Vireux Wallerand-Revin: 26 km in 4,8 motoruren, 6 sluizen, urenteller 2340,3 en liggeld € 9,20 voor 2 dagen.
Als de volgende ochtend de laaghangende mist is opgetrokken wordt het mooi weer met weinig wind. Om 8.45 uur verlaten we Revin op weg naar Charleville en in de eerste sluis schutten we samen met de Zwitser waarna hij ons laat voorgaan omdat zijn huurboot beduidend langzamer vaart.

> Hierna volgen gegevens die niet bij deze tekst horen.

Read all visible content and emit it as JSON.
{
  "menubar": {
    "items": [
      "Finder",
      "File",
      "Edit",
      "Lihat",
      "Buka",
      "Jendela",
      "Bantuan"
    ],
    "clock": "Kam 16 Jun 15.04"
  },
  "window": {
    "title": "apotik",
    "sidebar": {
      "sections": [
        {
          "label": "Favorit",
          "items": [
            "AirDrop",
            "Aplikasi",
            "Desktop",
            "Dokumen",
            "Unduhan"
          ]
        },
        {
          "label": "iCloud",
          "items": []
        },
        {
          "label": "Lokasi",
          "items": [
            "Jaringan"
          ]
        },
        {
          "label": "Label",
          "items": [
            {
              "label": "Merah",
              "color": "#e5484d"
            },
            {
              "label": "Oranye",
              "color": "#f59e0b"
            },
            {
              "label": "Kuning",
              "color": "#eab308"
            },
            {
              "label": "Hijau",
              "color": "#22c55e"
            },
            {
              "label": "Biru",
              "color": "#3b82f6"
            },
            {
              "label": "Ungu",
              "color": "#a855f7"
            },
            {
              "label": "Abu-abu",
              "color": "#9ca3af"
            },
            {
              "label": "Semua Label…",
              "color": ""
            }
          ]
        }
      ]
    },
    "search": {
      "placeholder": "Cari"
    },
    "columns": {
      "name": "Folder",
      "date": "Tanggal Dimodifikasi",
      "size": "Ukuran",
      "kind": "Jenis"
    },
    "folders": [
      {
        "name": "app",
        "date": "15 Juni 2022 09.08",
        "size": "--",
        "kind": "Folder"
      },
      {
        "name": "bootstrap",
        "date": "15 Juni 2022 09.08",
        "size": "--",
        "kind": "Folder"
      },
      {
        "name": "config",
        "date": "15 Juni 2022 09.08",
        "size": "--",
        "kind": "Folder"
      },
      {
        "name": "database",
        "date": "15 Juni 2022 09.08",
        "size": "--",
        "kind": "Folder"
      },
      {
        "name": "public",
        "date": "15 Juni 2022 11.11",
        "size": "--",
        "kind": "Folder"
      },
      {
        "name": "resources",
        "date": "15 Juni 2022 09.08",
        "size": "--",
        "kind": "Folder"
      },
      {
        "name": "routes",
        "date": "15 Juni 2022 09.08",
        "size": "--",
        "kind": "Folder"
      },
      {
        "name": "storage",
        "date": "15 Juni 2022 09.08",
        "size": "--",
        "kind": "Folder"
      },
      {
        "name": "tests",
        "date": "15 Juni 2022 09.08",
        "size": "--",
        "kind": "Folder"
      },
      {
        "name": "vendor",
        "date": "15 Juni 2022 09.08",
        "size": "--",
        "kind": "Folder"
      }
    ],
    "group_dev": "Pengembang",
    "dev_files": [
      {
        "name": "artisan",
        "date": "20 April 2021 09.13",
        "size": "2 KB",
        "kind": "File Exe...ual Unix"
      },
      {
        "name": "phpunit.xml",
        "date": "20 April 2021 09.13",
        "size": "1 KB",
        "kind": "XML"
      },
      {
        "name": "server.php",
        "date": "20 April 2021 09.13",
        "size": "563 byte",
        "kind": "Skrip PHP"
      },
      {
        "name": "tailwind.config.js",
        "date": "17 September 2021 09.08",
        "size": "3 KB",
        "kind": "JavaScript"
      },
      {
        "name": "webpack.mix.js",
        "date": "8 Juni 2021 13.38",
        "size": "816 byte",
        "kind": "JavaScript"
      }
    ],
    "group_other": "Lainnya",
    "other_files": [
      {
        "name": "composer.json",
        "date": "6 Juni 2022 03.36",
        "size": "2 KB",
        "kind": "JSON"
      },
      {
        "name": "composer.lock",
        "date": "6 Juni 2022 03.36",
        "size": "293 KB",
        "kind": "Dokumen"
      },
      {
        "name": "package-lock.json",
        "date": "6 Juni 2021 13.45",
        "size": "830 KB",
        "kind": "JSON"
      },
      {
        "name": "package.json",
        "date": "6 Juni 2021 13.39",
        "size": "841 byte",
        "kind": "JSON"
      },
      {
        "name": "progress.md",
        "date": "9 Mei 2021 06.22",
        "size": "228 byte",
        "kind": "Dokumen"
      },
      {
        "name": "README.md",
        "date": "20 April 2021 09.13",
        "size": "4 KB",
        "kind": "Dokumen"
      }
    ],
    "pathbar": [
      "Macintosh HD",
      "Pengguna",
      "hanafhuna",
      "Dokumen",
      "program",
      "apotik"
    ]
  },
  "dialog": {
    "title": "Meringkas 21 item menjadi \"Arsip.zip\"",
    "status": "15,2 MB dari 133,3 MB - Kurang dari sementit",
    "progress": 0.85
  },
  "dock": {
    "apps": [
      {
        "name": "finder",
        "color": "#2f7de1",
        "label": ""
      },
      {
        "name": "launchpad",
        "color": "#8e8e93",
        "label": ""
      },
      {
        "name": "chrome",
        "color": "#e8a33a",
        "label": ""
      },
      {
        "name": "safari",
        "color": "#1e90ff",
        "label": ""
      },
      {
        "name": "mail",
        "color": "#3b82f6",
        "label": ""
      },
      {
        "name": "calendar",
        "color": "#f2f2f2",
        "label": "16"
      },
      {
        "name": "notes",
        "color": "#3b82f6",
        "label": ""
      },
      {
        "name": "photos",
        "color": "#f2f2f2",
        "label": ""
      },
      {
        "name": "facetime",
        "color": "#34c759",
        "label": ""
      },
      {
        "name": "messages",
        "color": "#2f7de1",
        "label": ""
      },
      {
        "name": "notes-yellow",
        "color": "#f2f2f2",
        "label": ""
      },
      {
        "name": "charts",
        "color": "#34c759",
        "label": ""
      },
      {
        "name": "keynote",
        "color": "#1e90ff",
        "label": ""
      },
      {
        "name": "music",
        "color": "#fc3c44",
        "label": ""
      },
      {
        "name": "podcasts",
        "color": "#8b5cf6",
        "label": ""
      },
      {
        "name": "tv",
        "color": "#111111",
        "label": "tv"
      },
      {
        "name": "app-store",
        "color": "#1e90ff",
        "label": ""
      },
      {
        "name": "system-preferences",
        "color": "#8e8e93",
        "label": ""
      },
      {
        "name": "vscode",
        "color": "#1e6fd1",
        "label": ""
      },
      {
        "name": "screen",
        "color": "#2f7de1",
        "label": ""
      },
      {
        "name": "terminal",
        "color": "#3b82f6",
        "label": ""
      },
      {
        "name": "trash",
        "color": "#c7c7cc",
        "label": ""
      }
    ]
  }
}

De daaropvolgende sluizen gaan weer lekker vlot, we varen met ons nietige bootje langs de indrukwek-kende rotspartijen van Dames de Meuse (ontrouwe dames van de Maas) en de kleine bergdorpjes Laifour, Deville, Monthermé, Bogny en Joigny sur Meuse. Al om 14.15 uur liggen we in Charleville voor de laatste sluis van vandaag als we na veel bellen en informeren te horen krijgen dat deze sluis wegens kanowedstrijden is gestremd tot vier uur. Drie jaar geleden werden wij door ditzelfde evenement ook al opgehouden. Om exact 16 uur gaat het licht op groen en een half uur later kunnen we na veel geharrewar en geschreeuw van de wedstrijdbegeleiding eindelijk afmeren aan de lange steiger naast de camping.
’s Avonds lopen we een rondje over de camping langs de nieuwe jachthaven en nemen afscheid van het gezellige echtpaar van de Roger die na een rustdag verder gaan richting Parijs.
Revin-Charleville: 42 km in 7,1 motoruren, 7 sluizen, urenteller 2347,4 en liggeld € 11,60.
Het is bewolkt weer als we om 8 uur uit Charleville vertrekken, een kwartiertje later zijn we bij de lastige sluis van Mezieres met z’n hoge sluiswanden maar gelukkig gaat het schutten ditmaal zonder problemen. Na de Belgische Ardennen met z’n imponerende krijtrotsen, de Franse Ardennen met de beboste heuvels in een adembenemend mooi landschap, varen we nu voorbij Charleville in een veel vlakker gebied met korenvelden en weilanden met grazende koeien.
Het schutten in de geautomatiseerde sluizen middels het zelfbedieningskastje verloopt wederom lekker vlot, ook omdat we geen scheepvaart voor ons hebben daar we vroeg vertrokken zijn.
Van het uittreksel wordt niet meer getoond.